26 de dezembro de 2007

Pós-Natal

A verdade é que o Natal perdeu a graça pouco depois de eu sair da escola primária.
Nesse tempo, o que de melhor o Natal tinha era nós na escola a enfeitarmos as janelas da sala com figuras de papel metalizado. As janelas ficavam muito bonitas - lembro-me bem - cheias de anjos azuis, vermelhos e dourados
Duas semanas antes do Natal, ia com a minha mãe apanhar um pinheiro, que depois decorávamos com fitas e sombrinhas de chocolate Regina. Na base do pinheiro colocava-se musgo. Havia quem fizesse presépios com figuras coloridas.
Da consoada, lembro-me que íamos quase sempre passá-la com os meus avós paternos e que me era muito desagradável. Eles estavam no campo, com o rebanho, porque eram pastores. Poderia agora fazer coincidir esta lembrança com uma bela associação bíblica; mas, ainda agora sou pouco versada nos meandros teológicos e já nessa altura fora mordida pelo bichinho consumista: o que quer dizer que já sabia que o Natal servia para celebrar o Pai Natal e que isso do Menino Jesus era uma coisa muito muito muito antiga e pateta. Além disso, o campo no Inverno não é um sítio confortável.
O primeiro presente de Natal que me lembro de ter recebido foi o livro Anita no Jardim. Lembro-me da minha felicidade quando recebi quer a minha boneca Candy, quer A Minha Agenda RTP. Lembro-me que no dia em que desembrulhava as prendas - dia 25 de manhã - ia de roupa nova visitar a minha avó Guilhermina, a minha avó Sabina e as minhas diversas tias, mostrando o que tinha ganhado.
Temo que a partir daí tudo tenha piorado.
As prendas que nos dão nunca são exactamente aquilo que queríamos. Nalgumas sentimos até o fel da obrigação de comprar e oferecer alguma coisa. Como já não somos pequenos, nem temos gente pequena à nossa volta, fazemos o que todos os grandes fazem nesta época: empaturramo-nos de comida.
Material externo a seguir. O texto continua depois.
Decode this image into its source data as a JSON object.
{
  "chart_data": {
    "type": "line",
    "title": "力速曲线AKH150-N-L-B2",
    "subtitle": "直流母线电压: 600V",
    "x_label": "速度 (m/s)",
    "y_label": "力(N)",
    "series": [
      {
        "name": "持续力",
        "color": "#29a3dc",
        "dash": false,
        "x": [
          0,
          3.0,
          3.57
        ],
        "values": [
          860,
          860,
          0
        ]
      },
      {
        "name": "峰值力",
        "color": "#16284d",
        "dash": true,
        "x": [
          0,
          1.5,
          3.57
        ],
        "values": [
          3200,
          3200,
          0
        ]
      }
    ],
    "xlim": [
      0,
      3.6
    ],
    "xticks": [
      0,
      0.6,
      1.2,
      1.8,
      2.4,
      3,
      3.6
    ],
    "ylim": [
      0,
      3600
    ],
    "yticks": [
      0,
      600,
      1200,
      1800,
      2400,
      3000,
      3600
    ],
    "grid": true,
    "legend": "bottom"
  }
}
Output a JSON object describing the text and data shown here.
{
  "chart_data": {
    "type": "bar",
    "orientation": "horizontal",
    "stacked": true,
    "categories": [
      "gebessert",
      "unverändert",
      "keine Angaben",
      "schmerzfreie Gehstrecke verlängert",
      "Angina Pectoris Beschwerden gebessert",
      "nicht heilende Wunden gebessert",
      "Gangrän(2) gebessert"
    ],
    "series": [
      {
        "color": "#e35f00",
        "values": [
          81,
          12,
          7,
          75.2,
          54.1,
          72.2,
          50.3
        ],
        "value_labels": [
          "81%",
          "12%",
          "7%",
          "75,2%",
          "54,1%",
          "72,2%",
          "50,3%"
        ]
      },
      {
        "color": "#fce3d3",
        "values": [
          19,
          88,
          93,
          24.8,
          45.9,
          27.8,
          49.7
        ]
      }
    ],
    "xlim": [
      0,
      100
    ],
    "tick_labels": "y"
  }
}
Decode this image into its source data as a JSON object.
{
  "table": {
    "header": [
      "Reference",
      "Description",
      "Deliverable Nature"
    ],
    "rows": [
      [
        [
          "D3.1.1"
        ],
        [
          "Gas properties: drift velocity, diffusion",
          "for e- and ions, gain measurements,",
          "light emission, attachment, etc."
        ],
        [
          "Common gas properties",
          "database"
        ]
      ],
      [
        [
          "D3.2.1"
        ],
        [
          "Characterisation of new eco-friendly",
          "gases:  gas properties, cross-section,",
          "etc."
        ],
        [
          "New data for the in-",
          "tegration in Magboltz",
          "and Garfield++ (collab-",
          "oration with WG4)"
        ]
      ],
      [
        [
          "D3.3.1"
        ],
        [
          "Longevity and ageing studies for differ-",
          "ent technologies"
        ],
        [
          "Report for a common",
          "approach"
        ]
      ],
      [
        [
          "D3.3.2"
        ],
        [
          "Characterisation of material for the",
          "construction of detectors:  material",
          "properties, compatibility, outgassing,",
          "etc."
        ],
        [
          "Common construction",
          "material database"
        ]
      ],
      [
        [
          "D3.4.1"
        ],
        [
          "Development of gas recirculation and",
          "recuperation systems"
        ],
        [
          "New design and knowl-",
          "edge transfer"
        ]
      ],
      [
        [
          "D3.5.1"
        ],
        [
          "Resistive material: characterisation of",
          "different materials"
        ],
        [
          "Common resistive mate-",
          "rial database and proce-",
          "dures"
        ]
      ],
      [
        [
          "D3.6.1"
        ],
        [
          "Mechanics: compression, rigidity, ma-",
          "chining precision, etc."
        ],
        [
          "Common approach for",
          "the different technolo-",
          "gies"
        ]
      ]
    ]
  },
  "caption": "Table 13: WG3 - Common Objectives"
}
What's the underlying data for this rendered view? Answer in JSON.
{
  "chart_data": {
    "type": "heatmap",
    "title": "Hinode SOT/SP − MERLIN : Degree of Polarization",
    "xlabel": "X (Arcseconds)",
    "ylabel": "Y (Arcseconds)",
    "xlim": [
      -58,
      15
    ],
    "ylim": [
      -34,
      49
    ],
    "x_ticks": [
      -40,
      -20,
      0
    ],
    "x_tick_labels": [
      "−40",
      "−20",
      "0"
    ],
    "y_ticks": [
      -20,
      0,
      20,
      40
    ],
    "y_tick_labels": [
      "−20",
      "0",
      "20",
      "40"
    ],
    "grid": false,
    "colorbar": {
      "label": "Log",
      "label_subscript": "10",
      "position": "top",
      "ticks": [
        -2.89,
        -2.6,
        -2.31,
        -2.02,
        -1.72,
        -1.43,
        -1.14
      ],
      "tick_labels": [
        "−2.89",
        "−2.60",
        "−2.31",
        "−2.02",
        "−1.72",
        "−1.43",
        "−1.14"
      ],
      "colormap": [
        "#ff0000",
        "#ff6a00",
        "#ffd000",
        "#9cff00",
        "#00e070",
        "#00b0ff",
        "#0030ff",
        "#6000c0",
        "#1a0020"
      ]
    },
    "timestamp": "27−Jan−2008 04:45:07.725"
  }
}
Chegamos ao fim do dia 25 a rezar por um Alka Seltzer, por litros de água das pedras que desfaçam o que comemos. Mal dispostos, enjoados, fartos da família que nos faz perguntas incómodas, a que não nos apetece responder (somos grandes e os grandes não dão satisfações a ninguém), odiando as prendas que recebemos, desprezando toda a programação televisiva, esperamos ainda que o espírito de Natal se manifeste de alguma forma - que não apenas nas filhós.
E já que (novamente!) se esqueceram de nos oferecer os sapatos Manolo Blahnik,
atrevemo-nos a pedir a paz no mundo, a descoberta da cura para a sida e cancro e a confirmação de que não estamos sozinhos no universo. É que nos sentimos muito, muitas vezes. E não há Natal que cale isso.